Whenever different cultural groups, for example nations, social, ethnic, or religious groups, interact,
intercultural relations exist. Frequently, in order to reduce complexity in understanding cultural
groups, and to create an - illusionary - sense of understanding, simplified characterisations of
groups, or stereotypes, are created. Stereotypes may be figmental, i.e. they may arise from
imaginary traits attributed to others, or they may be based on factual evidence, but extended by
generalisation so as to create an unrealistic perception of that group. In addition to simplification,
frequently, stereotypes serve to distinguish between groups in order to create an enhanced sense of
group identity. Document 36 illustrates widely held stereotypes of some European nations, and
Document 37 discusses a stereotypical representation of Asian people in a British sitcom.

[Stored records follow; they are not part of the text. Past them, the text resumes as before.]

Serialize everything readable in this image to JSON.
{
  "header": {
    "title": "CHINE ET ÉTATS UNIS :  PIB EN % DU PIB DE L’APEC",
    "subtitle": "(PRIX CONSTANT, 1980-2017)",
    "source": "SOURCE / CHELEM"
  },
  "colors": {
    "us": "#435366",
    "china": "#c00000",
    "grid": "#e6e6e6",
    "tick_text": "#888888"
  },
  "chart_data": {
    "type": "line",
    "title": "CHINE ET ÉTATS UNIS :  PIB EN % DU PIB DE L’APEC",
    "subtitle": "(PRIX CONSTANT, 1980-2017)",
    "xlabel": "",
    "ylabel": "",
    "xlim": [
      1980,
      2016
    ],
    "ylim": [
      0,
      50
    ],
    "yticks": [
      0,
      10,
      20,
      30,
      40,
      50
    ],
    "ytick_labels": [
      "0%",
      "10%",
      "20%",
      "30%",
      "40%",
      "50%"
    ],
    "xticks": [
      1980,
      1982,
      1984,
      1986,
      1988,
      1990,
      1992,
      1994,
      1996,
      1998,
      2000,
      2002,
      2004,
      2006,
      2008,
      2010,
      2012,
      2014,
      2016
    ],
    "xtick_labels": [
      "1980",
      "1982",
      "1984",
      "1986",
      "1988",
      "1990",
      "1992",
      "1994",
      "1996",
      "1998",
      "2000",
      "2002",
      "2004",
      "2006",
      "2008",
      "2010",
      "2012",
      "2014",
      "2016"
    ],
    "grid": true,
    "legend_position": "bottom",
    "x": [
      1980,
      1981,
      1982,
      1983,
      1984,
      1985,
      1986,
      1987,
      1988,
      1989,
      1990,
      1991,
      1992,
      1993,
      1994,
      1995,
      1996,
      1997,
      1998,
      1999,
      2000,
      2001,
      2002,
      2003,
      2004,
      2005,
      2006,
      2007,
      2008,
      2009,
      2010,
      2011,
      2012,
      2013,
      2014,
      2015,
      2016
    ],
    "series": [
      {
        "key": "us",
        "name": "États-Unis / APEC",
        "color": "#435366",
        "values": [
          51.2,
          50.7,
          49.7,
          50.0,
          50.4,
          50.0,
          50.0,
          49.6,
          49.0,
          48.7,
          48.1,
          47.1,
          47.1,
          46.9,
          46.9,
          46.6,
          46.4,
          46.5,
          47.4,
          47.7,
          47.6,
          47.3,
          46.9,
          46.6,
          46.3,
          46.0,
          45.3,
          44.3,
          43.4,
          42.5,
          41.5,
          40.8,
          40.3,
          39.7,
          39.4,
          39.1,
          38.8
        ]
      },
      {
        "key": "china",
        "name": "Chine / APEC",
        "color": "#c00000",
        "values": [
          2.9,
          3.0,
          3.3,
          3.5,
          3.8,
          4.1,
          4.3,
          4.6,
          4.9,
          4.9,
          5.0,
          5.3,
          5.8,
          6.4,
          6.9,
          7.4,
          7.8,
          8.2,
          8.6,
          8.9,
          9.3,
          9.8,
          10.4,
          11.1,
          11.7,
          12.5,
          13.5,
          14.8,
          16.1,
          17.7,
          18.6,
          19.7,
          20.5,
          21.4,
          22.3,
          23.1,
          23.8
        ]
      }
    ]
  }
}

Documents 38 - 41 discuss autostereotypes (stereotypes which cultural groups hold about
themselves): Document 38 represents an autostereotype of Scotland, which is discussed in detail in
Document 39. Documents 40 and 41 represent autostereotypes of Britain as created by politicians
and in the media. If stereotypes are combined with positive or negative attitudes and value
judgements towards other groups, they constitute prejudice. Documents 42 and 43 discuss
psychological processes and conditions which can lead to prejudice. Within any given society, the
existence of different cultural groups is tied up with the question to what extent cultural diversity
should be tolerated or to what extent cultural groups - usually minorities - should be required to
adapt or assimilate into the majority culture. Toleration of cultural diversity, or multiculturalism, is a
contentious political issue in many countries. See Document 44 on a speech by David Cameron
which is critical of the concept of multiculturalism, Document 45 on reactions to the Prime Minister's
views by ethnic minority organisations in the UK, and Document 46 on global reactions to the
speech. Document 47 compares attitudes towards multiculturalism in the UK to those in Germany
and various other European countries. Cultural diversity is an inevitable consequence of migration,
which is an equally contentious political topic in many countries. See Document 48 concerning the
rise of right-wing anti-immigration and racist parties across Europe, Document 49 for a discussion of
critical attitudes towards immigration within the UK, Document 50 for Nigel Farage's arguments
against immigration, and Document 51 for Tony Blair's warnings against xenophobic prejudice in the
UK. Documents 52 and 53 discuss accusations of prejudice against the British police in dealing with
with Black and Asian minorities. Documents 54, 55 and 56 discuss relations between the Muslim
community in the UK and the British government: Document 54 describes the discussion around the
so-called "Islamification" of certain schools in England, Document 55 argues that the Muslim
community in the UK needs to do more to uphold British values, and, in Document 56, a Muslim
teacher defends his view that schools should meet the cultural needs of the majority of its pupils.
Documents 57, 58 and 59 discuss relationships between Muslims and non-Muslims and attitudes
towards religious minorities across Europe. Document 60 describes the influence of Orthodox
churches in various Eastern European countries in relation to nationalism and the treatment of
ethnic, religious and LGBT minorities in those countries.